ITOGON, Benguet – Mayor Victorio T. Palangdan underscored that mining, power generation and other companies exploiting the resources within the jurisdiction of local governments should directly remit their taxes to the host communities and not to their central offices based in the national Capital Region (NCR).
Palangdan pointed out that Benguet could have achieved its first class status way back in the 1990s if the mining and power generation companies directly remitted to the concerned local government their corporate taxes, among other similar revenues, as the said companies had been at the peak of their operations then.
Under pertinent provisions of Republic Act (RA) 7160 or the Local Government Code of the Philippines, companies with branch offices in the different parts of the country are mandated to pay their corporate taxes in their central offices which are mostly located in the Metro Manila area.
The municipal chief executive pointed out that such discriminatory provision of the law must be corrected with the filing of the appropriate legislation so that the companies operating in the province will be compelled to pay their taxes to the host local governments to provide them internally generated revenues.

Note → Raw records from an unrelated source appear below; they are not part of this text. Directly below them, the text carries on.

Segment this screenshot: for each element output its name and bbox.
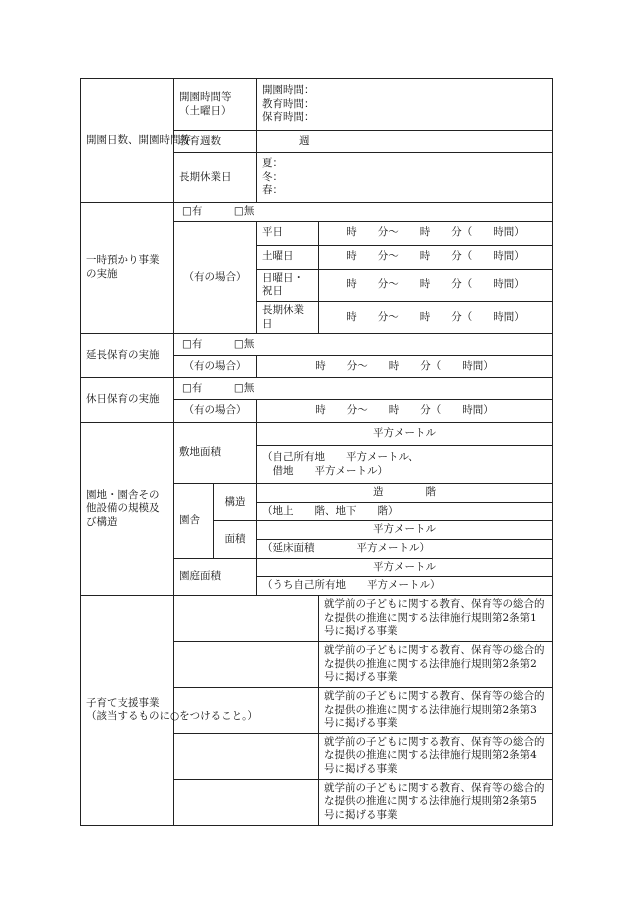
structure-detail[interactable]: （地上 階、地下 階） bbox=[257, 502, 553, 521]
extended-care-if-yes: （有の場合） bbox=[174, 356, 257, 378]
row-label-holiday-care: 休日保育の実施 bbox=[81, 378, 174, 423]
temp-care-period-name: 平日 bbox=[257, 221, 319, 245]
temp-care-if-yes: （有の場合） bbox=[174, 221, 257, 334]
support-item: 就学前の子どもに関する教育、保育等の総合的な提供の推進に関する法律施行規則第2条第5号に掲げる事業 bbox=[319, 779, 553, 825]
floor-area-unit[interactable]: 平方メートル bbox=[257, 521, 553, 540]
garden-area-detail[interactable]: （うち自己所有地 平方メートル） bbox=[257, 577, 553, 596]
support-mark-cell[interactable] bbox=[174, 779, 319, 825]
support-item: 就学前の子どもに関する教育、保育等の総合的な提供の推進に関する法律施行規則第2条第3号に掲げる事業 bbox=[319, 687, 553, 733]
application-form-table bbox=[80, 78, 553, 826]
teaching-weeks-value[interactable]: 週 bbox=[257, 131, 553, 153]
temp-care-period-name: 長期休業 日 bbox=[257, 301, 319, 333]
temp-care-period-time[interactable]: 時 分～ 時 分（ 時間） bbox=[319, 269, 553, 301]
table-row bbox=[81, 596, 553, 642]
temp-care-period-time[interactable]: 時 分～ 時 分（ 時間） bbox=[319, 221, 553, 245]
row-label-support: 子育て支援事業 （該当するものに○をつけること。） bbox=[81, 596, 174, 826]
holiday-care-time[interactable]: 時 分～ 時 分（ 時間） bbox=[257, 400, 553, 423]
long-holiday-value[interactable]: 夏： 冬： 春： bbox=[257, 153, 553, 203]
floor-area-label: 面積 bbox=[214, 521, 257, 558]
holiday-care-if-yes: （有の場合） bbox=[174, 400, 257, 423]
temp-care-period-name: 日曜日・ 祝日 bbox=[257, 269, 319, 301]
table-row bbox=[81, 203, 553, 222]
support-item: 就学前の子どもに関する教育、保育等の総合的な提供の推進に関する法律施行規則第2条第1号に掲げる事業 bbox=[319, 596, 553, 642]
row-label-extended-care: 延長保育の実施 bbox=[81, 334, 174, 378]
row-label-temp-care: 一時預かり事業の実施 bbox=[81, 203, 174, 334]
table-row bbox=[81, 334, 553, 356]
temp-care-period-time[interactable]: 時 分～ 時 分（ 時間） bbox=[319, 245, 553, 269]
structure-label: 構造 bbox=[214, 484, 257, 521]
support-item: 就学前の子どもに関する教育、保育等の総合的な提供の推進に関する法律施行規則第2条第2号に掲げる事業 bbox=[319, 641, 553, 687]
site-area-unit[interactable]: 平方メートル bbox=[257, 423, 553, 446]
holiday-care-yesno-checkbox[interactable]: □有 □無 bbox=[174, 378, 553, 400]
garden-area-label: 園庭面積 bbox=[174, 558, 257, 595]
saturday-hours-value[interactable]: 開園時間： 教育時間： 保育時間： bbox=[257, 79, 553, 131]
building-label: 園舎 bbox=[174, 484, 214, 559]
table-row bbox=[81, 79, 553, 131]
support-mark-cell[interactable] bbox=[174, 733, 319, 779]
temp-care-yesno-checkbox[interactable]: □有 □無 bbox=[174, 203, 553, 222]
long-holiday-label: 長期休業日 bbox=[174, 153, 257, 203]
teaching-weeks-label: 教育週数 bbox=[174, 131, 257, 153]
table-row bbox=[81, 423, 553, 446]
floor-area-detail[interactable]: （延床面積 平方メートル） bbox=[257, 540, 553, 559]
temp-care-period-name: 土曜日 bbox=[257, 245, 319, 269]
row-label-hours: 開園日数、開園時間等 bbox=[81, 79, 174, 203]
garden-area-unit[interactable]: 平方メートル bbox=[257, 558, 553, 577]
extended-care-yesno-checkbox[interactable]: □有 □無 bbox=[174, 334, 553, 356]
row-label-facility: 園地・園舎その他設備の規模及び構造 bbox=[81, 423, 174, 596]
table-row bbox=[81, 378, 553, 400]
support-mark-cell[interactable] bbox=[174, 596, 319, 642]
structure-value[interactable]: 造 階 bbox=[257, 484, 553, 503]
extended-care-time[interactable]: 時 分～ 時 分（ 時間） bbox=[257, 356, 553, 378]
site-area-label: 敷地面積 bbox=[174, 423, 257, 484]
saturday-hours-label: 開園時間等 （土曜日） bbox=[174, 79, 257, 131]
support-item: 就学前の子どもに関する教育、保育等の総合的な提供の推進に関する法律施行規則第2条第4号に掲げる事業 bbox=[319, 733, 553, 779]
support-mark-cell[interactable] bbox=[174, 641, 319, 687]
site-area-detail[interactable]: （自己所有地 平方メートル、 借地 平方メートル） bbox=[257, 446, 553, 484]
temp-care-period-time[interactable]: 時 分～ 時 分（ 時間） bbox=[319, 301, 553, 333]
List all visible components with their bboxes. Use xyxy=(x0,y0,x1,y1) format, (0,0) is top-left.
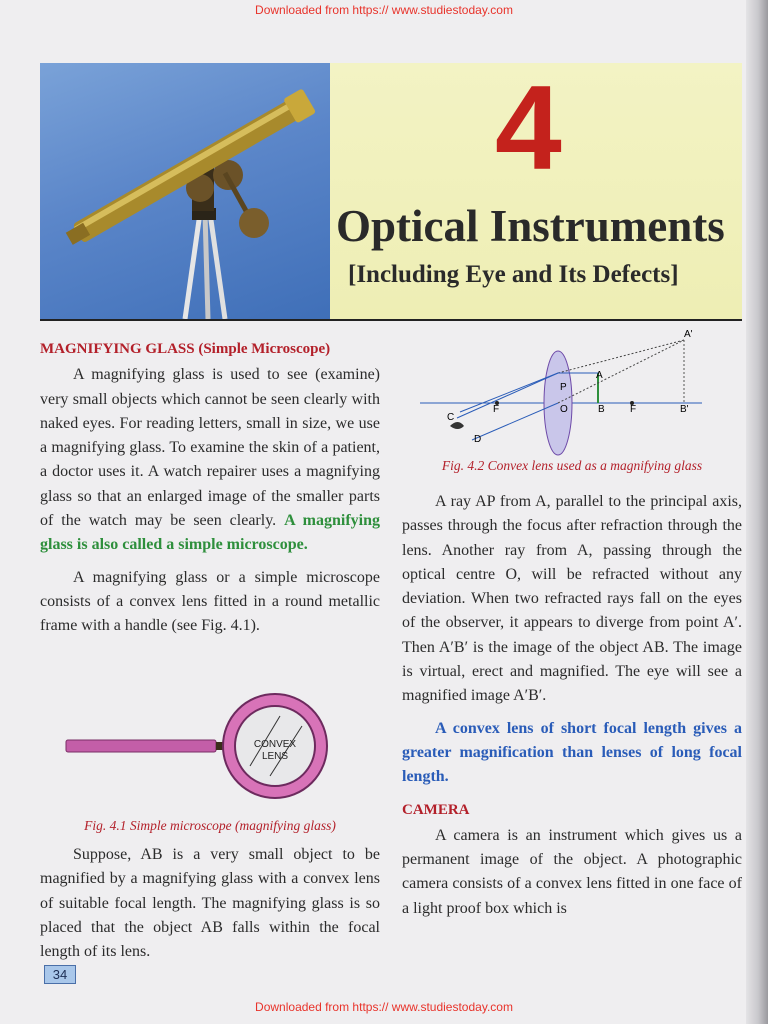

According to him, Benguet should have been one of the most developed provinces in the country had the existing mining and power generation companies been paying their taxes to the host local governments but this is not the case because instead, the taxes generated from the province had been contributory to the development of cities in Metro Manila where the central offices of the companies are located.
The mayor asserted that government must change such a totally imbalanced set up in terms of development by allowing companies with operations in the provinces to pay their taxes to the host local governments to allow a balanced state of development, especially in the rural areas, to pave the way for better quality of life of the people.
Mayor Palangdan claimed that he will pursue the passage of the direct remittance bill that had been previously filed by lawmakers from the different parts of the Cordillera to compel companies having field offices to pay their taxes to their host local governments to allow lower class localities to generate internally generated resources to enhance the delivery of basic services and to implement high impact development projects that will improve the well-being of people in the countryside.
He claimed it is unfortunate that companies had been gaining enormous income from the resources within the jurisdiction of local governments that had been protected by the people over time but host communities received only minimal revenues as most of their income had been remitted to the local governments where their central offices are based, thus, the need to change the set up considering that it is the host communities that also bear the environmental and social costs of their operations.
The direct remittance bill had been repeatedly filed by various Cordillera lawmakers in the different Congresses but these had been pending in the concerned committees because of the enormous lobbying done by these corporations.